After the little success of the CS336 Series, I decided to expand the idea to other courses that are either popular to major audiences or personally interesting to me. The motivation is still the same: to explore whether we can learn a course faster and (hopefully) better with the help of LLMs.

At the moment, the courses covered are:

  • CS336 Series: Language Modeling from Scratch by Prof. Percy Liang and the Stanford CS336 team.
  • Karpathy’s Series: The famous series by Andrej Karpathy on building LLMs from scratch.
  • Agentic AI Series: A collection of lectures/tutorials on building agentic AI systems (sorry I couldn’t find the original source of this series)

Disclaimers:

  • All credits go to the original authors and instructors.
  • This should not be seen as a substitute for the official materials. Watching the lectures directly will always give you the best learning experience.
  • The actual content is produced by LLMs with very little human intervention. While I believe that today’s flagship reasoning LLMs can often summarize better than the average human, they are still not perfect. There may be mistakes, hallucinations, or missing insights—especially since I intentionally avoid adding too much of my own interpretation. So please keep these limitations in mind and take the content with a grain of salt.

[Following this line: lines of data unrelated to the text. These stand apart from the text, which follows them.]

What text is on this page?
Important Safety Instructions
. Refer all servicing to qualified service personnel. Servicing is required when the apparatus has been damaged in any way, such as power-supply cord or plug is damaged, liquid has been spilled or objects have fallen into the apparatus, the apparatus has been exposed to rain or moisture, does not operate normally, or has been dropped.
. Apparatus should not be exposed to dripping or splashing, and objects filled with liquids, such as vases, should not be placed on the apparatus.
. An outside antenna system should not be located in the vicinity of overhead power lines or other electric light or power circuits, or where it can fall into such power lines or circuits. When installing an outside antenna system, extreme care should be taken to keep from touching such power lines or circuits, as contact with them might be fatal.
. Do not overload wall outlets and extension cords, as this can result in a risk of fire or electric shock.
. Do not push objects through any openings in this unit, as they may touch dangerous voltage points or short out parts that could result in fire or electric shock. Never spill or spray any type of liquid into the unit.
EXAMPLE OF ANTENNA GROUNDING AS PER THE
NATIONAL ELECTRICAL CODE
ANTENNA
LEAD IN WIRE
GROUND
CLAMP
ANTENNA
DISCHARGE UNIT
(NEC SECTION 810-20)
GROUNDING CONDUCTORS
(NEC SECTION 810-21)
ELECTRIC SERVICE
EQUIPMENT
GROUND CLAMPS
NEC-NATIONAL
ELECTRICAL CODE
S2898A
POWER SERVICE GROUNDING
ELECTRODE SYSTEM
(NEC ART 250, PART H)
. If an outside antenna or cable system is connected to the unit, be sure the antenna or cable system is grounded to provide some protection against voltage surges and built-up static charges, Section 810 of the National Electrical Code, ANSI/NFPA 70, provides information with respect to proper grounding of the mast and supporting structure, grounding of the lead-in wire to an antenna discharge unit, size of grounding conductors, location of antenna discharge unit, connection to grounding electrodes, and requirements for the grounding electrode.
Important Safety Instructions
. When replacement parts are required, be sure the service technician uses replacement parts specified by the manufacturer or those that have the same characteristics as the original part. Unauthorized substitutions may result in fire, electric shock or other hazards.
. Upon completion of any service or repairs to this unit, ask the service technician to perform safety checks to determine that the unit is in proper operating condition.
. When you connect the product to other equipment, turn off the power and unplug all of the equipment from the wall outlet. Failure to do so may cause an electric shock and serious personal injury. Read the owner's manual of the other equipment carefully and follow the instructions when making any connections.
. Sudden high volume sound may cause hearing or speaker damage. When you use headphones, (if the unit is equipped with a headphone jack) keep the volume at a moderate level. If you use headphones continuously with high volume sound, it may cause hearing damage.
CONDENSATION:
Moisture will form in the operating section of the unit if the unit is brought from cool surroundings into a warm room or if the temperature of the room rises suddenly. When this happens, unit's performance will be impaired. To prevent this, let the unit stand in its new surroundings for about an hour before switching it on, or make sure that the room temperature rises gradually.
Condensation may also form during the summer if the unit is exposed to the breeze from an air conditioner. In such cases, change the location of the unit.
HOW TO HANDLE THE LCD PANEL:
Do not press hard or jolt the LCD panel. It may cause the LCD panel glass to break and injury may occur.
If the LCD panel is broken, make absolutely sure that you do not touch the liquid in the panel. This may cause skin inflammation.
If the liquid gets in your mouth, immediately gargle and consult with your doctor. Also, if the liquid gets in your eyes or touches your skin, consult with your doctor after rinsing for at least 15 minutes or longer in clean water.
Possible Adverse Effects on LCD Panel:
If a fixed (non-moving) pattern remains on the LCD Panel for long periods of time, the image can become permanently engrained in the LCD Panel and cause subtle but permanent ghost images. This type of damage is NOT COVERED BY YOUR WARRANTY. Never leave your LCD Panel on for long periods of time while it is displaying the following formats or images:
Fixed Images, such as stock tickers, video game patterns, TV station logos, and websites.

CS336 - Language Modeling from Scratch

Karpathy Series

Agentic AI Series

Pipeline

The pipeline is designed to be as automated as possible. It is composed of the following steps:

  1. Get transcript of the lecture by using Youtube Transcriptor tool. I use free tier from tactiq.io https://tactiq.io/tools/youtube-transcript.
  2. Use OpenAI API (gpt-5-mini model) to summarize the transcript, outputing a list of key discussions with detailed explanations and timestamps associated with each discussion.
  3. Use OpenAI API (gpt-5-mini model) to refine the detailed explanations so that they are blog post friendly format (highlighting, itemizing, etc.).
  4. With the timestamps, and the Youtube video URL, capture the relevant frames from the lecture video to demonstrate the key discussions. This is done by using the youtube-dl tool to download the video (only specific segments regarding that specific timestamp) and then using the ffmpeg tool to extract the frames.
  5. Put all the content, frames together and generate the blog post following the al-folio blog post format.